Supports en acétate de cellulose: pourquoi les utiliser dans ce cas?

Les supports en acétate de cellulose sont utilisés depuis les années 20, dans le but de remplacer les supports utilisés à l’époque, à savoir le nitrate de cellulose, dont l’instabilité chimique a entraîné de nombreux cas de combustion spontanée…on comprend donc mieux pourquoi on a cherché une solution de remplacement!

La production des pellicules sur support à nitrate de cellulose a été complètement interrompue en 1951 et ceux en acétate de cellulose ont pris le relais…enfin pour un temps, car leur stabilité à long terme est, comme on l’a découvert un peu plus tard, très volatile (sans mauvais jeu de mots).

C’est pourquoi on utilise désormais des supports de polyester qui, avec leur composition chimiquement neutre, résistent au passage du temps et dont la durée de vie est estimée à plusieurs centaines d’années.

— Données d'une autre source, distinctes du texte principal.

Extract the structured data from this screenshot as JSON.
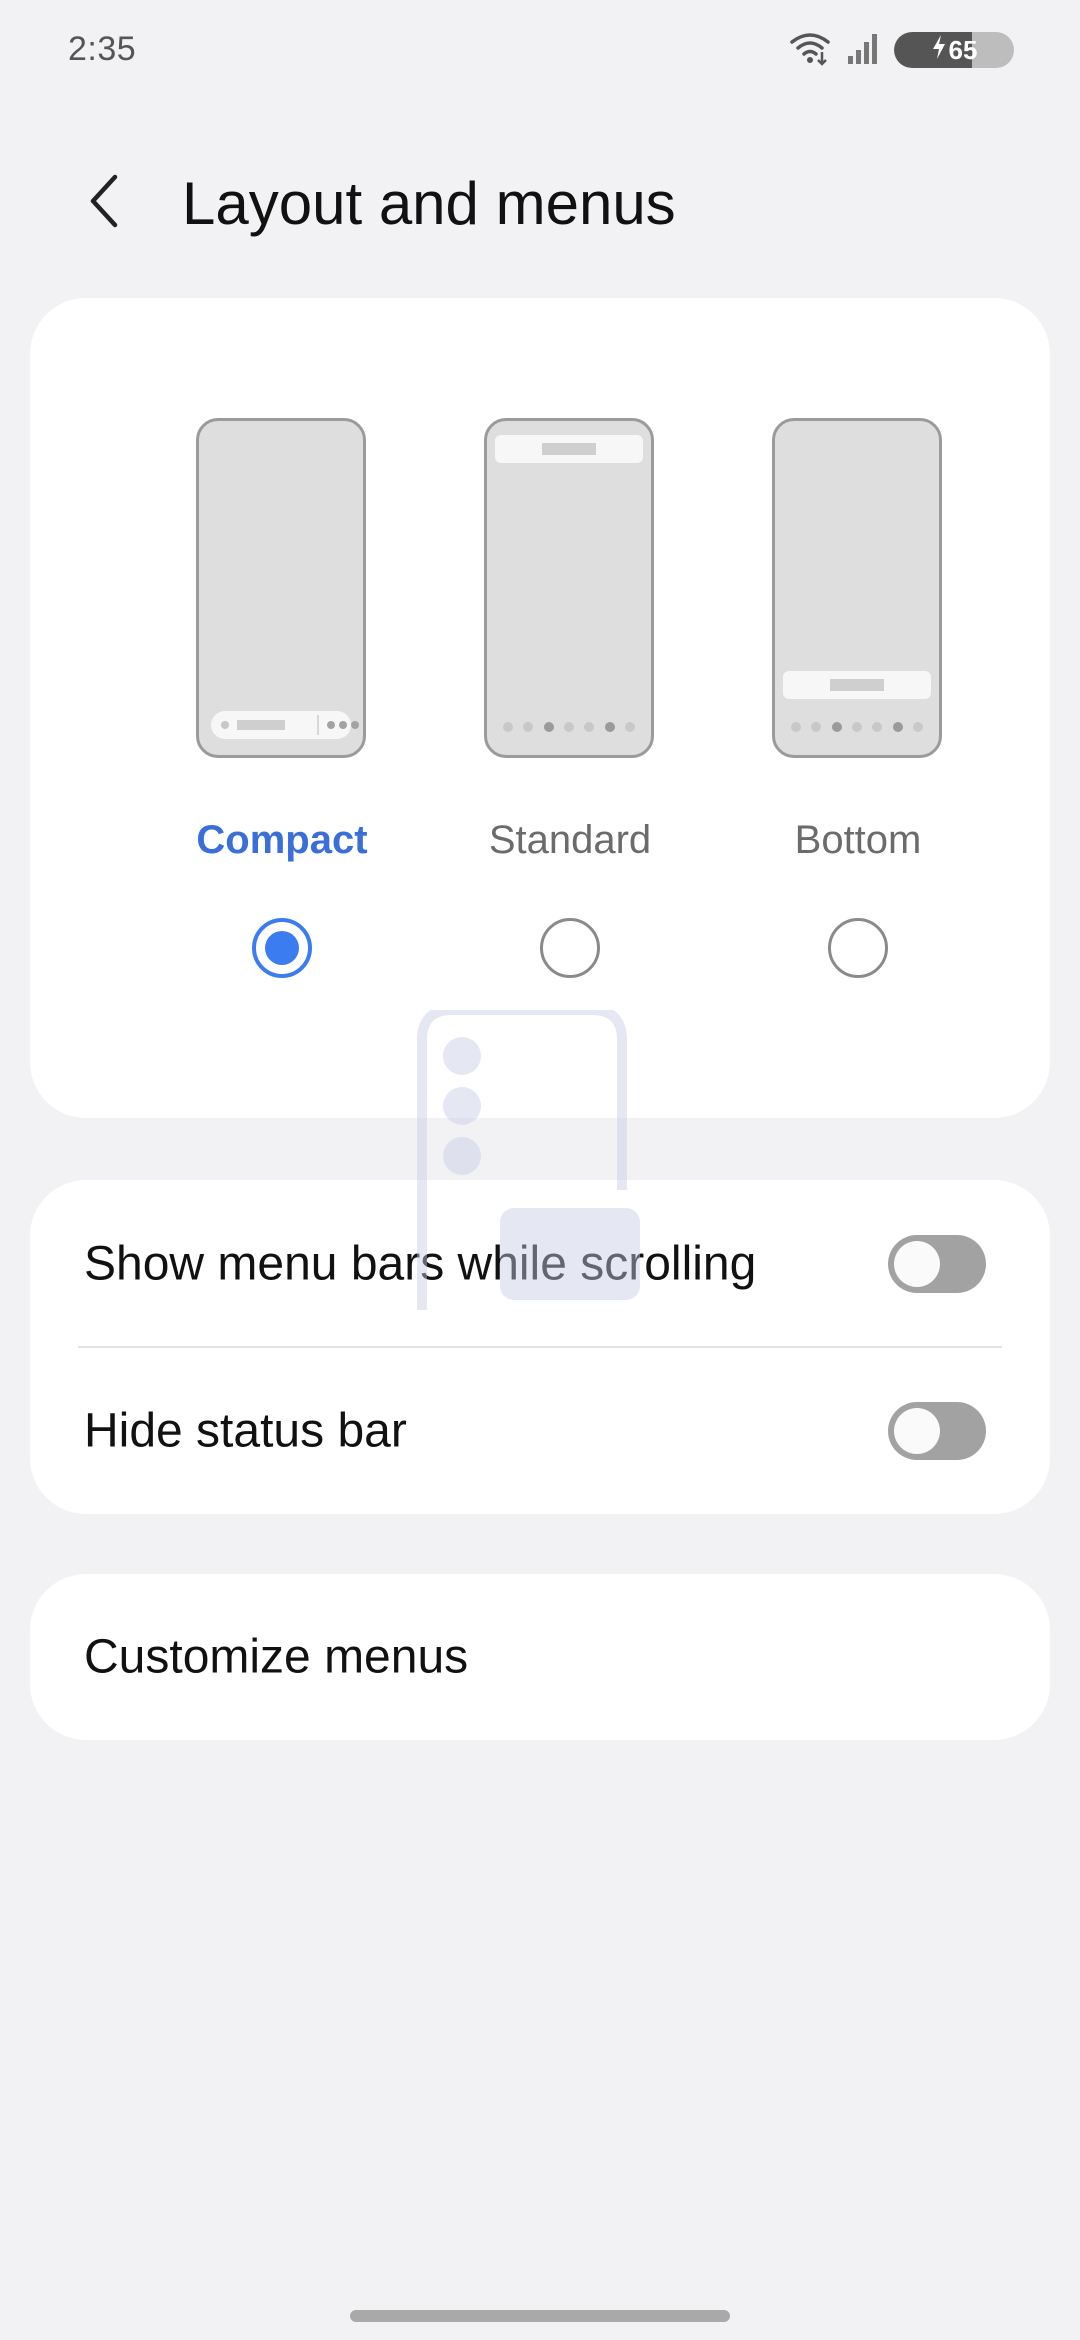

Quelles sont les conséquences du syndrome du vinaigre sur les supports touchés?

Qu’il s’agisse de pellicules de films, de négatifs ou encore de diapositives, la dégradation peut vite être considérable, en seulement quelques années; c’est pourquoi il faut agir rapidement et isoler les supports atteints pour limiter la propagation.

Deux réactions chimiques sont en cause ici:  le radical acétyle et la molécule de cellulose se dissocient en présence d’humidité et forment de l’acide acétique; cette forte acidité entraîne alors le “bris des liens polymériques de l’acétate de cellulose qui (…) cause sa fragilisation et son rétrécissement”. (source: Institut canadien de conservation).

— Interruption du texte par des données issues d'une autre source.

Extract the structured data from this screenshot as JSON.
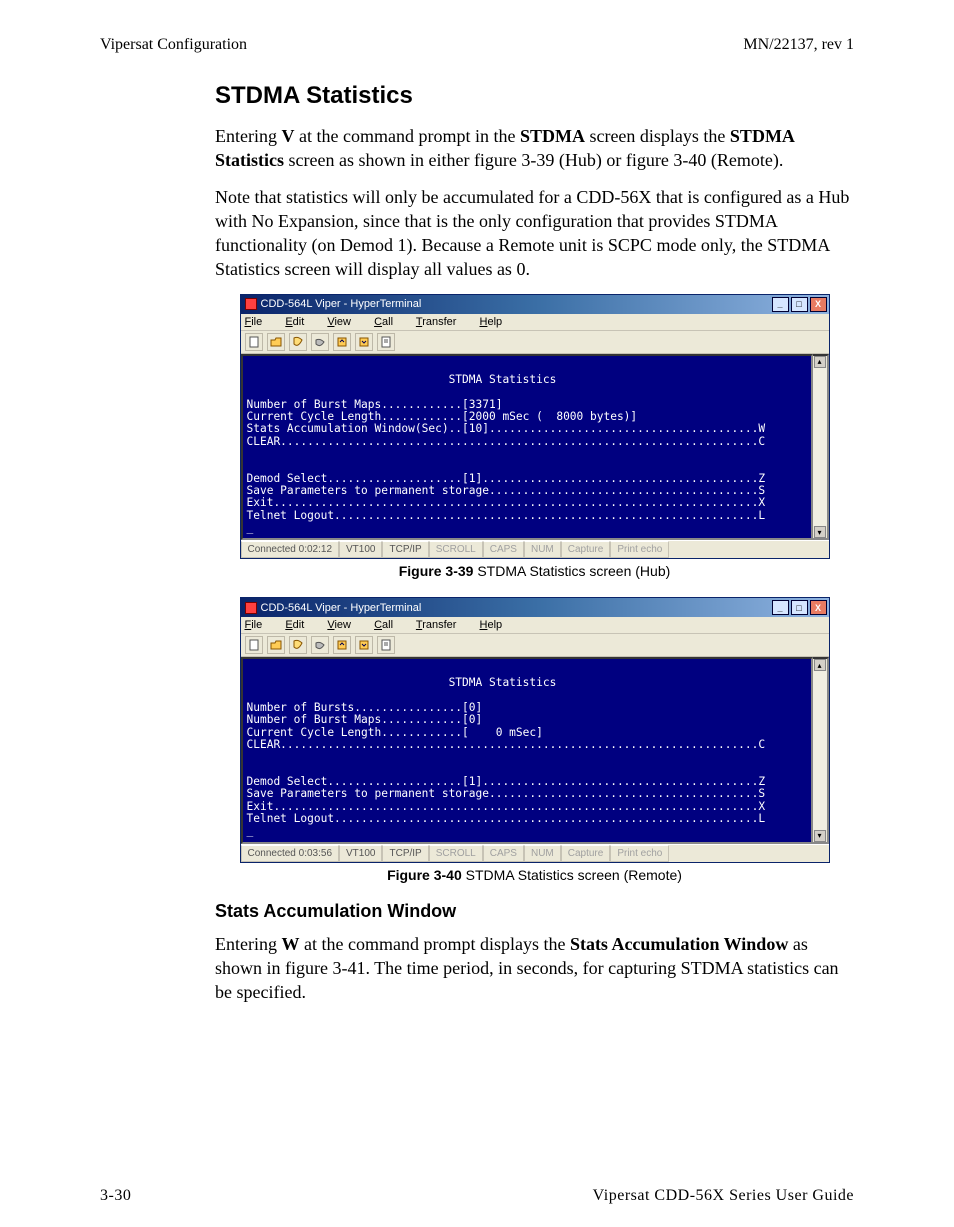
{
  "runhead": {
    "left": "Vipersat Configuration",
    "right": "MN/22137, rev 1"
  },
  "h1": "STDMA Statistics",
  "p1_a": "Entering ",
  "p1_b": "V",
  "p1_c": " at the command prompt in the ",
  "p1_d": "STDMA",
  "p1_e": " screen displays the ",
  "p1_f": "STDMA Statistics",
  "p1_g": " screen as shown in either figure 3-39 (Hub) or figure 3-40 (Remote).",
  "p2": "Note that statistics will only be accumulated for a CDD-56X that is configured as a Hub with No Expansion, since that is the only configuration that provides STDMA functionality (on Demod 1). Because a Remote unit is SCPC mode only, the STDMA Statistics screen will display all values as 0.",
  "menubar": {
    "file": "File",
    "edit": "Edit",
    "view": "View",
    "call": "Call",
    "transfer": "Transfer",
    "help": "Help"
  },
  "win": {
    "minimize": "_",
    "maximize": "□",
    "close": "X"
  },
  "status_labels": {
    "scroll": "SCROLL",
    "caps": "CAPS",
    "num": "NUM",
    "capture": "Capture",
    "printecho": "Print echo"
  },
  "hub": {
    "title": "CDD-564L Viper - HyperTerminal",
    "conn": "Connected 0:02:12",
    "emul": "VT100",
    "proto": "TCP/IP",
    "term": "\n                              STDMA Statistics\n\nNumber of Burst Maps............[3371]\nCurrent Cycle Length............[2000 mSec (  8000 bytes)]\nStats Accumulation Window(Sec)..[10]........................................W\nCLEAR.......................................................................C\n\n\nDemod Select....................[1].........................................Z\nSave Parameters to permanent storage........................................S\nExit........................................................................X\nTelnet Logout...............................................................L\n_"
  },
  "remote": {
    "title": "CDD-564L Viper - HyperTerminal",
    "conn": "Connected 0:03:56",
    "emul": "VT100",
    "proto": "TCP/IP",
    "term": "\n                              STDMA Statistics\n\nNumber of Bursts................[0]\nNumber of Burst Maps............[0]\nCurrent Cycle Length............[    0 mSec]\nCLEAR.......................................................................C\n\n\nDemod Select....................[1].........................................Z\nSave Parameters to permanent storage........................................S\nExit........................................................................X\nTelnet Logout...............................................................L\n_"
  },
  "fig1": {
    "num": "Figure 3-39",
    "cap": "   STDMA Statistics screen (Hub)"
  },
  "fig2": {
    "num": "Figure 3-40",
    "cap": "   STDMA Statistics screen (Remote)"
  },
  "h2": "Stats Accumulation Window",
  "p3_a": "Entering ",
  "p3_b": "W",
  "p3_c": " at the command prompt displays the ",
  "p3_d": "Stats Accumulation Window",
  "p3_e": " as shown in figure 3-41. The time period, in seconds, for capturing STDMA statistics can be specified.",
  "footer": {
    "left": "3-30",
    "right": "Vipersat CDD-56X Series User Guide"
  }
}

Comme le taux d’acidité de l’acétate augmente avec le temps, la détérioration s’en trouve accélérée; elle est encore plus rapide s’il y a beaucoup d’humidité et des températures élevées. Les pellicules se dégradent alors jusqu’à devenir complètement inutilisables.

Ce processus endommage les supports de manière inégale; la détérioration peut toucher une petite partie du négatif ou de la pellicule, causant au départ des altérations mineures au niveau de la couleur et de la clarté, jusqu’à la destruction irrémédiable du support.

Négatif affecté par le syndrome du vinaigre

Négatif affecté par le syndrome du vinaigre

Quoi faire en cas de présence du syndrome du vinaigre?

En premier lieu, il faut identifier les supports touchés et les isoler rapidement du reste de la collection pour éviter une propagation accélérée du phénomène. Si les supports ne sont pas trop endommagés, leur numérisation s’impose pour pouvoir garder une trace de leur contenu d’origine.